Carnot ISIFor Peptides biosinpiration biocorrosion biohybride IPREM UPPA[Corinne Nardin] Comme mentionné plus haut, l’étude de l’interaction entre les matériaux et le Vivant n’est pas récente. L’appliquer au phénomène de biocorrosion dans les domaines de l’énergie pour préserver notre santé et celle de notre environnement est plus récent. Ce qui est étonnant à mes yeux est que d’adapter les approches développées dans le domaine de la santé à ceux de l’énergie et de l’environnement n’est pas courant. Dans une certaine mesure, je pense qu’il ne s’agit pas d’une question de coût mais d’échelle : la taille d’un implant dentaire comparée à celle d’une canalisation utilisée en géothermie peut effrayer. Cependant la réglementation européenne nous demande d’identifier et de proposer des solutions respectueuses de notre environnement et de notre santé.

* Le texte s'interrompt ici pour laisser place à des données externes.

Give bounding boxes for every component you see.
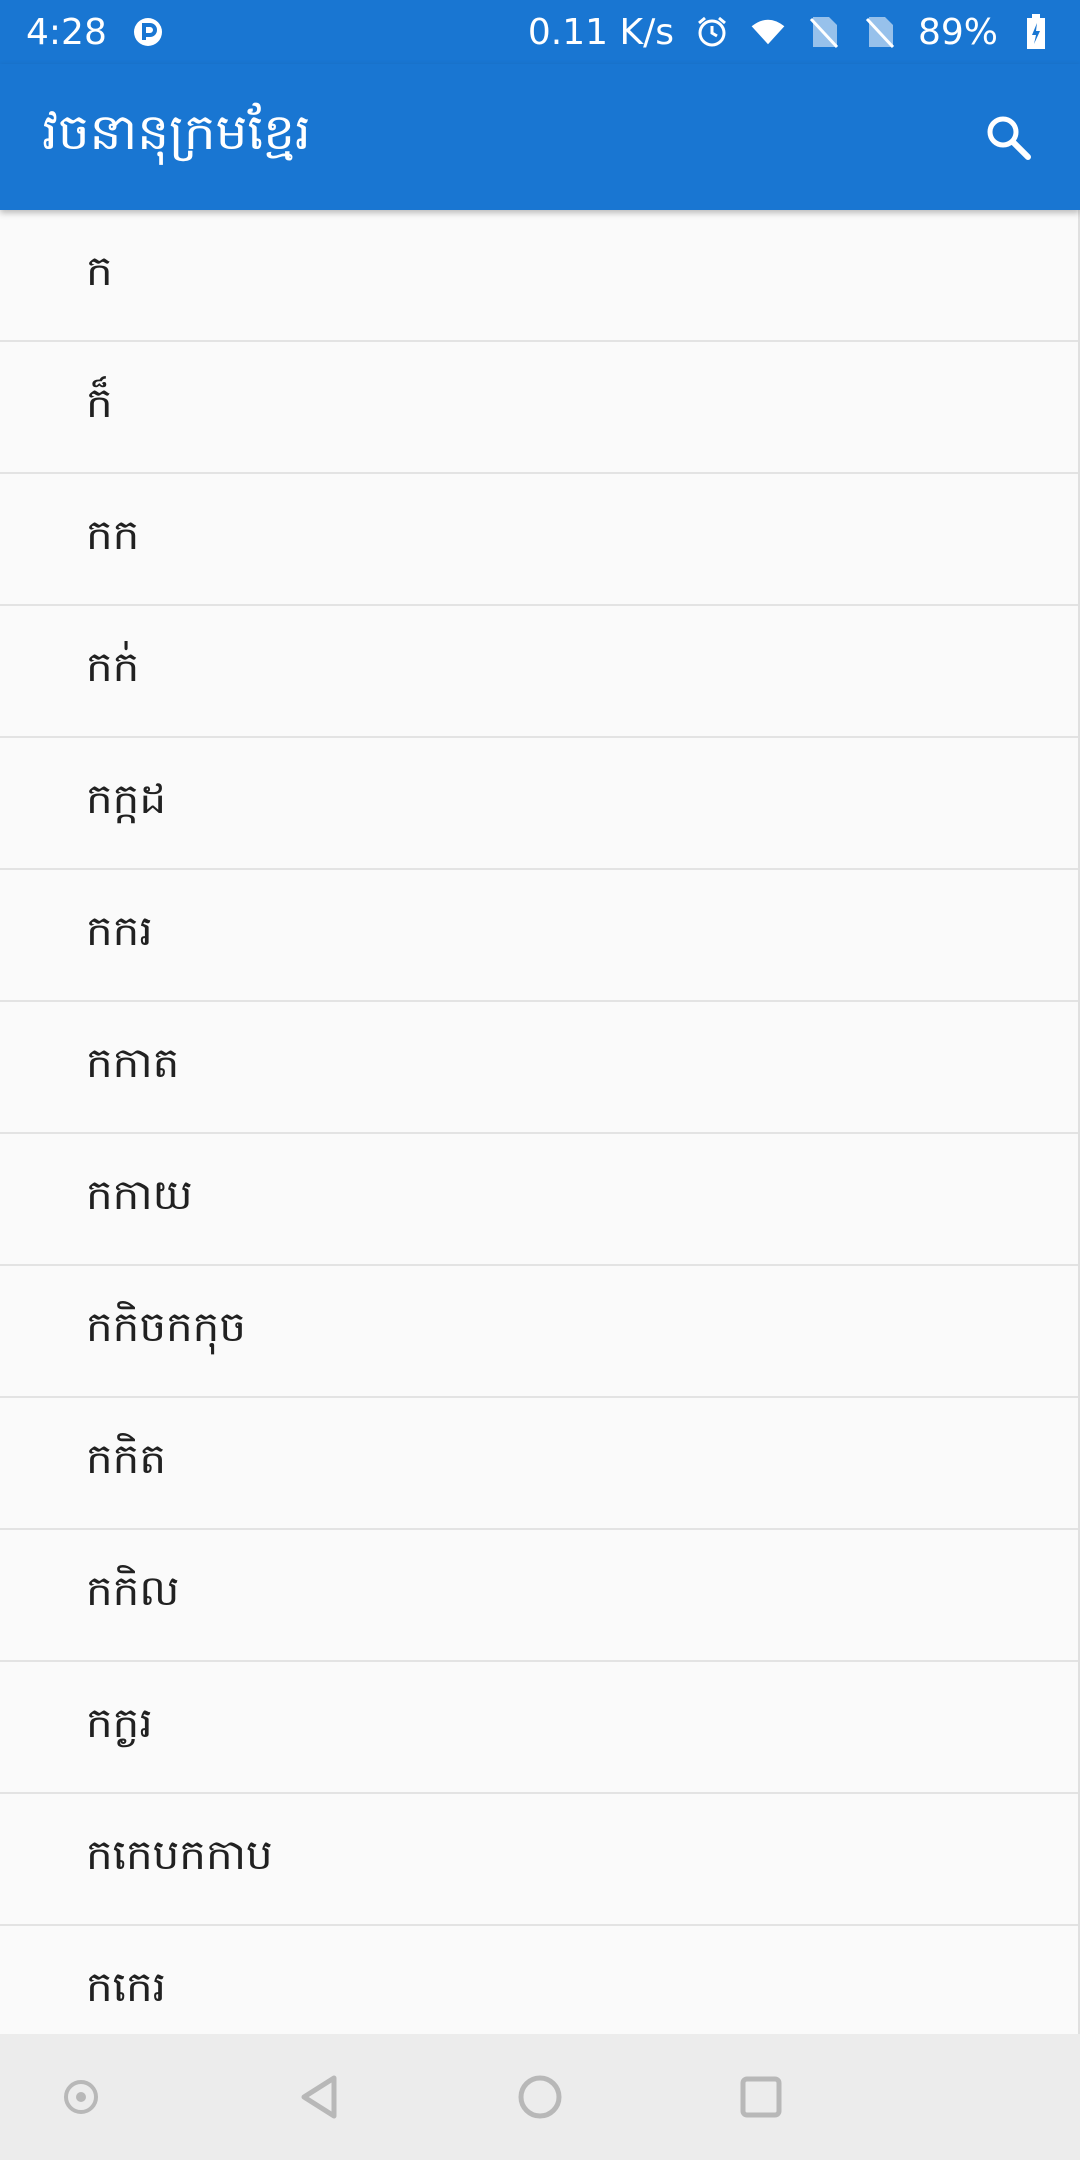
no-sim-icon (862, 14, 898, 50)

[ISIFoR] Ce projet vous a permis de vous rapprocher et d’initier des liens avec des industriels. Pouvez-vous nous dire comment de tels liens se tissent et de quelle manière ils se sont développés ?

[Corinne Nardin] Il est important à mes yeux de rencontrer les personnes pour initier ces liens que vous mentionnez. Ça peut arriver par accident, comme avec Monsieur Stéphane Ménios (Safran Landing System) a qui j’ai proposé au détour d’un couloir de l’Université de Strasbourg où j’étais en congé recherche l’année dernière de me rendre visite à l’IPREM à mon retour à l’UPPA à la rentrée 2022, ce qu’il a aimablement accepté. Le Carnot ISIFoR, de par l’intermédiaire de Pierre Gohar (directeur des relations industrielles au sein de l’association des Instituts Carnot), que je tiens particulièrement à remercier, est l’instigateur direct de ma mise en relation avec Monsieur Christophe Maertens (Tarkett). Dans les deux cas, il y a un intérêt de ces deux groupes à innover par la bioinspiration. Les liens se tissent alors en apprenant à identifier les problématiques de chacun, en particulier le temps et le coût des activités de recherche et développement. Il essentiel également d’instaurer une collaboration en toute confiance. Enfin, comme il est de ma responsabilité en tant qu’enseignant-chercheur de former nos étudiants, le parcours matériaux bioinspirés du master sciences et génie des matériaux, dont je suis responsable avec Laurent Billon, est le terrain de jeu idéal pour instaurer non seulement cette collaboration en toute confiance mais surtout pour confronter les futurs jeunes chercheurs aux problématiques, à la fois académiques et industrielles, via des projets tutorés. J’aime à croire que ces projets conduiront à des liens durables.